Newswise — Inspecting structures after an earthquake, hurricane or flood is essential to saving lives, but that can be difficult to accomplish in a timely manner.
“Trained inspectors need to decide whether to keep a bridge open, to restrict traffic to first responders only or to close it—and this must happen within a short time,” explained associate professor Mostafa Tazarv of South Dakota State University’s Department of Civil and Environmental Engineering. “After an earthquake, you need an army of structural engineers to quickly assess and comment on the serviceability of bridges and buildings in the affected area.”
Tazarv, who is coordinator of the Jerome J. Lohr Structures Laboratory, does research on the structural behavior of buildings and bridges and how they behave during catastrophic events, specifically earthquakes. He also leads the Sustainable and Resilient Civil Infrastructure, or SARCI, research group.
Tazarv is working with another SARCI member, assistant professor Kwanghee Won of the Department of Electrical Engineering and Computer Science, to develop artificial intelligence software that scans and pinpoints cracks and other damages in support columns and other structural components. Won’s expertise is in computer vision, neural networks, deep learning and intelligent systems.

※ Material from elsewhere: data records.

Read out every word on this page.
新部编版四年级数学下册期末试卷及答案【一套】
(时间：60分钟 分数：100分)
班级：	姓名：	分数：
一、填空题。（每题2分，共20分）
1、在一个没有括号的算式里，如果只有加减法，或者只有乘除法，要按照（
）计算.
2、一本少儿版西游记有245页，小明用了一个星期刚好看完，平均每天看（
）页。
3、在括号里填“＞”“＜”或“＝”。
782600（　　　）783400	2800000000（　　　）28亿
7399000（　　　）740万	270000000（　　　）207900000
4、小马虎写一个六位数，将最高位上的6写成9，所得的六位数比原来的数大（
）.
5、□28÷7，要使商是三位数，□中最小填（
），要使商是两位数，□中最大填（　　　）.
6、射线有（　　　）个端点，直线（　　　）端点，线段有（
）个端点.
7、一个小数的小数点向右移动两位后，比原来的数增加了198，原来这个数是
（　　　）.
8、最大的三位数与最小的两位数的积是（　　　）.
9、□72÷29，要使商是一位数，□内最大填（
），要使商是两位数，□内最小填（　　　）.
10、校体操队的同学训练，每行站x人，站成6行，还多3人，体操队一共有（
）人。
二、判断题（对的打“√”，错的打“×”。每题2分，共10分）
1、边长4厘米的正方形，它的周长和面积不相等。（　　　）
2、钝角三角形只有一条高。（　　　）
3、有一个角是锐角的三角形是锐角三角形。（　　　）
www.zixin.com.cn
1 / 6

The software has the potential to revolutionize how buildings and bridges are inspected—and save both time and money. The research is funded through the National Center for Transportation Infrastructure Durability and Life-Extension.
Developing vision capabilities
During Phase 1 of the project, the researchers have been developing the software’s capability to visualize various types of damage in a concrete column. “Bridge columns are usually made with concrete,” Tazarv pointed out. “From there, we can expand to different bridge components and maybe other types of structures.”
This vision-based software can expedite the inspection process. “It can see concrete damage, including cracking, their angles, spalled area and exposed rebar,” Tazarv said. “Once the program is refined, we can examine the structural components from all angles and even use color coding to categorize the severity of the damage and report that information to the inspector.”
He envisions integrating the software in a mobile app, which would make it possible for an untrained individual to use the software to scan bridges and transmit the images to a central inspection office. Using that knowledge, trained personnel can then determine whether a bridge, for instance, can be opened or not, Tazarv explained.
Another possibility is to incorporate the software into a drone, for which Tazarv will rely on the expertise of another SARCI researcher, assistant mechanical engineering professor Marco Ciarcià, who specializes in controls, robotics and multirotor vehicles.
A software-equipped drone could fly around structures and send the information to the transportation office to expedite inspections. “We could send a fleet of drones to pinpoint cracks in structures,” he said.